One size does occasionally fit all, but not always. My drill sergeant assured me that the if my equipment stated “one size fits all” that it would fit me, no matter what. I protested one time when a rain poncho I was wearing was clearly too big and I paid for it dearly. I had to practice rolling in a mud puddle for about 20 minutes in the freezing cold while everyone else was eating some hot chow under a canopy. After some time, I was asked if my rain poncho fit, and I replied “like a glove drill sergeant!”

Fortunately we don’t have to live in a world where businesses are forced to accept a solution that does not fit their needs, although some companies will try and make it fit, or make you believe it fits. A good IT solution provider will find the right solution for your business’ needs no matter what adjustments need to be made to a sales solution, or technical implementation. What I’m referring to here is flexibility in hardware & software choices and robust options in implementations of those chosen technologies.

Take for example a typical high availability  backup system. You have servers that are backed up and resilient because of their high availability cloud solution. You then have all workstations backing up to the servers and the servers themselves backing up at night & during the day to the cloud. The cloud, usually 2 -3 data centers backup to each other.

simple cloud backup solutionIt’s a great solution, but what is the start-up cost? What is the monthly and yearly costs? What if you need high availability and cloud backup but it is cost prohibitive to your organization. So you throw your hands in the air and give up? Hopefully not. If you have a qualified IT firm taking care of your backup and high availability planning, they should be able to develop a system that may be scaled down but does not break the bank. Sometimes a simplified and scaled down solution can give you the protection and security you need.

The ability of your IT firm to scale packages up and down to meet the needs of their customers is crucial to the success of that client company. As a client you may want to ask some of the following questions to make sure that you’re getting the right solution. Your technology provider, or IT firm may not give you all the answers you want, but they should be able to give you informative answers that assist you in understanding your backup and high availability platforms.
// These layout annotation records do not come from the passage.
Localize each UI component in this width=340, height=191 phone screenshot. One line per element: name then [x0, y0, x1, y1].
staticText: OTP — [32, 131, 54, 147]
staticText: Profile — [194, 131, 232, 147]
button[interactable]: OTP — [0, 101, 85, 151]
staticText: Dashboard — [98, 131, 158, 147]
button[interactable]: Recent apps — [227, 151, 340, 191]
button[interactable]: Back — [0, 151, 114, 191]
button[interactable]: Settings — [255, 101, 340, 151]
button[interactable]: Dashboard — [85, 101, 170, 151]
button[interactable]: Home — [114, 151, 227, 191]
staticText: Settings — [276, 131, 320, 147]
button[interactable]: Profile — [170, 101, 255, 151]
  • What type of hardware do you use in your solution? Is it expensive to repair? Can it be upgraded as time goes by?
  • What type of software do you use in your solution? Can it ever be changed for something different?
  • If our business grows, will we need all new hardware for our backup system? Can we build on what we already have?
  • If we downsize our business and need to reduce costs, can we still maintain a backup or high availability platform and pay less money?
  • What will the cost difference be if we start with a smaller system and grow into a larger one?
  • If you implement a system that will quickly outgrow, will your firm absorb some of the cost for implementing a larger system?
  • What is the expected up-time for our data and our systems if we use the “x” recommended solution vs. the “y” solution?
  • What kind of support can we expect to receive if we implement your system? will it be 24×7 on the hardware and the software? Will there be additional fees?
  • How long is this technology expected to last? When we we have to switch to an entirely new type of technology?

Depending on your technology choice for backup and high availability, you may receive greatly varying answers, however, make sure that your solutions provider knows their products and they can remain flexible in providing you with the best possible cloud backup / availability system.